Un bolide imperfetto e il suo pilota: squadra sbilanciata, avrà la diga. Due sorprese dal mercato. Spalletti, ridacci la passione
Sono 4 anni che Stefano Pioli guida una bellissima automobile imperfetta. Sottovalutata, snobbata nei pronostici e minimizzata nonostante i molti risultati positivi, la vettura viaggia in Italia e in Europa alla costante ricerca di perfezionamenti.
Quella che ha iniziato la stagione è certamente una delle versioni più accessoriate, più ricca di ricambi, più elegante di carrozzeria, sebbene palesemente con il motore da collaudare. Quest’ultimo punto è il più delicato: sarà fondamentale e decisivo il rodaggio che deve avvenire con oculatezza, ma allo stesso tempo con coraggio e visione ampia.
La vittoria di Bologna ha riassunto perfettamente i pensieri che credo abbiamo in tanti. La squadra è stanziale con 5/6 giocatori (a volte 7) nella metà campo avversaria. Si espone a ritorni di onde anomale di fronte a una difesa apparentemente sguarnita e traballante: la traversa di Lykogiannis dopo 20” è stata molto significativa, pronti via pressing alto dei rossoneri, imbucata rossoblù e pericolo di svantaggio.
Continuo a pensare - e nelle dichiarazioni post-partita credo lo pensi anche l’allenatore - che non sia solo e tanto un problema di linea difensiva, ma di protezione della medesima. Calabria, Thiaw, Tomori e Theo accusano più errori individuali perché si sentono poco protetti, perché vanno in confusione (forse addirittura panico tattico) quando si vedono aggrediti in inferiorità numerica.

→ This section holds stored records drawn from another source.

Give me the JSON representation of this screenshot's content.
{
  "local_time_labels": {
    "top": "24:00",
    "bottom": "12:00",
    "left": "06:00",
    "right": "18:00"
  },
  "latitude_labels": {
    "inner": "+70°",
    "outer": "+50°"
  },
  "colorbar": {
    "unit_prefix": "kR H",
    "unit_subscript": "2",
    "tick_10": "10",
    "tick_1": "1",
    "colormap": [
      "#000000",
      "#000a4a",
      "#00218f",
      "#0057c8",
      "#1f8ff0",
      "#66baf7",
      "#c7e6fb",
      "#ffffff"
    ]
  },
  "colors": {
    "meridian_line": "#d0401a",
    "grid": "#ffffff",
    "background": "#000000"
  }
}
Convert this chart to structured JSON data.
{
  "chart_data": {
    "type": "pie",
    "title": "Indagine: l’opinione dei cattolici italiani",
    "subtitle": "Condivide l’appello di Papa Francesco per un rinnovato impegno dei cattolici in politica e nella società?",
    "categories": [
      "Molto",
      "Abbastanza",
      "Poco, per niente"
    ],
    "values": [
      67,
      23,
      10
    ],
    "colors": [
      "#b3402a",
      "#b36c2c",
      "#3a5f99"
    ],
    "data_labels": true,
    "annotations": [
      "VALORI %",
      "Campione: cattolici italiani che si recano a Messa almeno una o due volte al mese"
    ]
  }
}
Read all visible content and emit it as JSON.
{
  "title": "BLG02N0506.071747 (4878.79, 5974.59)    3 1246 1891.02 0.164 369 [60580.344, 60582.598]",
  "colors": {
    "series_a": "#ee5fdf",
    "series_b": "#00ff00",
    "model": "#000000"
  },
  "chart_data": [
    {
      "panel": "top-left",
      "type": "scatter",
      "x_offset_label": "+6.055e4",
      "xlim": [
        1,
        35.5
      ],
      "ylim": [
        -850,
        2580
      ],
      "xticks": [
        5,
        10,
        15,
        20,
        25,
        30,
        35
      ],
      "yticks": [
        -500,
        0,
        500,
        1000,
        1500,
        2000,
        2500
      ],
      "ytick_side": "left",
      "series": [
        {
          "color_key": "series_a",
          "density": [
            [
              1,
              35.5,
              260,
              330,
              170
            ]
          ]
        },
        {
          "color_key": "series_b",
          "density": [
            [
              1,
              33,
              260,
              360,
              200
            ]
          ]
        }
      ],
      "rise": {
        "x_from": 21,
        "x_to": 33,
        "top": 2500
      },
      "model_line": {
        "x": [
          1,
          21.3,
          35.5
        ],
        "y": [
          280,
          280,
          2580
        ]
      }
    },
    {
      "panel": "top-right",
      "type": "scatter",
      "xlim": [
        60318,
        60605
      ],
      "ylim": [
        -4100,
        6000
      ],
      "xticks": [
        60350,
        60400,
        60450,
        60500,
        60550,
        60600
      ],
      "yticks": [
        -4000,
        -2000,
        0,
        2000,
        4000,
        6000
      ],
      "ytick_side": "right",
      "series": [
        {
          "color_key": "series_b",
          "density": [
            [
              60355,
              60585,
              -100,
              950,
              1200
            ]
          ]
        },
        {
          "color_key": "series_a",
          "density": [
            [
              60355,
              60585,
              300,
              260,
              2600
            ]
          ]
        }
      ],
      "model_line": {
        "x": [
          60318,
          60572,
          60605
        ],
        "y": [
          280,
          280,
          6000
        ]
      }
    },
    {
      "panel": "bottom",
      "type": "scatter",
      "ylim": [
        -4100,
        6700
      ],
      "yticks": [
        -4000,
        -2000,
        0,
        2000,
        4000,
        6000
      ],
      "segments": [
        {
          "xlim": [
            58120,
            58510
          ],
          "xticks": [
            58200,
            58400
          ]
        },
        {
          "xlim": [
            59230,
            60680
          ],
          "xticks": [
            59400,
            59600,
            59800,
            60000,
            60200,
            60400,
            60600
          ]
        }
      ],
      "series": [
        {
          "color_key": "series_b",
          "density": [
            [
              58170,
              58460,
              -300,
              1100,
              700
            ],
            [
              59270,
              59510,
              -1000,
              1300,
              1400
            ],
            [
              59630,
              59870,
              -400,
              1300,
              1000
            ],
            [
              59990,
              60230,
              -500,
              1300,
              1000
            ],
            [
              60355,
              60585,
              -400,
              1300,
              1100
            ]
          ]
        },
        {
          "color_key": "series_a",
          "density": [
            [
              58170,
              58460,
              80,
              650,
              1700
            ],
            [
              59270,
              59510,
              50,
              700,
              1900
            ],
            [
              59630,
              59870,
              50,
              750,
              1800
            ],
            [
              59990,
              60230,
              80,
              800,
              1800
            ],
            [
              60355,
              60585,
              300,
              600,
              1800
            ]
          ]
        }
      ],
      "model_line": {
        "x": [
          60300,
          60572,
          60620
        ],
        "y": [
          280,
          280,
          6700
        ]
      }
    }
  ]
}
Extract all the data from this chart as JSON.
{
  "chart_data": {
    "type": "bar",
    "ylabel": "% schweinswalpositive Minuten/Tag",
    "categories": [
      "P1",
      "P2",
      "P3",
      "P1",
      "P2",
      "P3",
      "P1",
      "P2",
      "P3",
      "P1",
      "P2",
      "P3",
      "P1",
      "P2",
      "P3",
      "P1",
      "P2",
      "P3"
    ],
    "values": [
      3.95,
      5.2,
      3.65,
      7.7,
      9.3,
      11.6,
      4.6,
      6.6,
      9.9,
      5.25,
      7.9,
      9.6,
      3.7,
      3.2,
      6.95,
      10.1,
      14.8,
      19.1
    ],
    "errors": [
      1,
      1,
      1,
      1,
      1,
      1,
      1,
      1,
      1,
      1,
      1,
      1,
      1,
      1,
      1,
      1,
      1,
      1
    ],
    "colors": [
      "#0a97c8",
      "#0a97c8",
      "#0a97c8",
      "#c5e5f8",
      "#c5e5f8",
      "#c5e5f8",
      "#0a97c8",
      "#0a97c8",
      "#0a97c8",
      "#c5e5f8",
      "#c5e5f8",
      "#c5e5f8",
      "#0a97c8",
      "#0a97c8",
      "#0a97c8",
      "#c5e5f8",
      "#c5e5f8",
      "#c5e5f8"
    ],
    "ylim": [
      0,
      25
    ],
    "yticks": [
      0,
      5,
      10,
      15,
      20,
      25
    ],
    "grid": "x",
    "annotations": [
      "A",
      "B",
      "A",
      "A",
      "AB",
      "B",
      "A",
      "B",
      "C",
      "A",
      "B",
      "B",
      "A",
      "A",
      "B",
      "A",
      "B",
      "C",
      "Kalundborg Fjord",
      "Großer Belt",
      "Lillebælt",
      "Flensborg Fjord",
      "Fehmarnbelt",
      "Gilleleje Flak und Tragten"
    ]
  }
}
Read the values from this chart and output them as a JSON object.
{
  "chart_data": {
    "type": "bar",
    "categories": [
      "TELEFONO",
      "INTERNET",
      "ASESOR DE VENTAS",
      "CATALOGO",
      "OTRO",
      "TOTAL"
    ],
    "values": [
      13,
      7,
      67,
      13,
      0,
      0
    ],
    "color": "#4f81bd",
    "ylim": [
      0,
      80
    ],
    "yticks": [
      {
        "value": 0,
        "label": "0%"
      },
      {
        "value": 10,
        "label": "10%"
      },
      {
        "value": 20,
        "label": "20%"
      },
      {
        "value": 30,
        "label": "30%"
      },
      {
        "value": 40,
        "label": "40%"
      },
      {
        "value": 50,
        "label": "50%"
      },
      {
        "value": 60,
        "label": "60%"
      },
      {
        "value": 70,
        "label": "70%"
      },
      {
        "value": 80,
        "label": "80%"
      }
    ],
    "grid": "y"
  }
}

Il lavoro che svolgeva Kessie nelle ultime stagioni milaniste, non lo fa nessuno, nemmeno Bennacer e solo saltuariamente Tonali. Kessie era una toppa costante ai buchi nella metà campo arretrata: quella figura manca.
Pioli ha indicato Reijnders come possibile soluzione futura (in prospettiva persino Adli), non penso che ad oggi Musah abbia questi connotati. Krunic, come ci siamo detti e nonostante la buonissima prestazione di Bologna, è solo adattato all’incarico. Pioli ha anche detto una cosa che penso e che avevo appena esternato - in termini diversi - nel dopopartita su MilanTv: la squadra deve sacrificarsi di più. Loftus al Dall’Ara sembrava cercare (senza palla) posizione e mansioni; Reijnders - eccellente - è rimasto tra la mediana e l’attacco, rinculando in quell’eccezionale chiusura che ha consentito a Maignan di sventare l’occasione con la spalla; Pulisic si è scambiato con Calabria solo in orizzontale o in prima linea; Leao ha rincorso qualche volta, ma è maldestro e a momenti regala un rigore al Bologna. Quello che ha capito tutto subito è stato… Giroud, il quale dopo mezz’ora ha iniziato a giocare come un Gattuso centravanti. Tempo, lucidità e pazienza sistemeranno gli equilibri.
Sul mercato la grande difficoltà di piazzare Ballo Tourè e Origi, blocca le alternative in entrata per Theo e Oli. Sono però priorità irrinunciabili e la società prepara due sorprese, secondo quanto attribuito a Moncada. Mi fido e ci credo, perché (sorpresa o non sorpresa) quelle due pedine servono.
Ieri ho scritto che Mancini ha fatto diventare grande il mediocre Gravina. Liberi di fare le opulente scelte che si preferiscono, da professionisti. Però c’è modo e modo e l’ex CT azzurro, andando ora a farlo negli Emirati, doveva essere più sincero: “Ho ricevuto un’offerta irrinunciabile, grazie di tutto e arrivederci”. Ha scelto il piagnisteo, negando che fosse decisiva la montagna dei sultani da 90 milioni di euro. Triste, avvilente teatrino sulle spalle degli appassionati. Caro Luciano Spalletti, restituiscici una squadra, un amore e quella dignità che si è persa tra Coverciano e Dubai.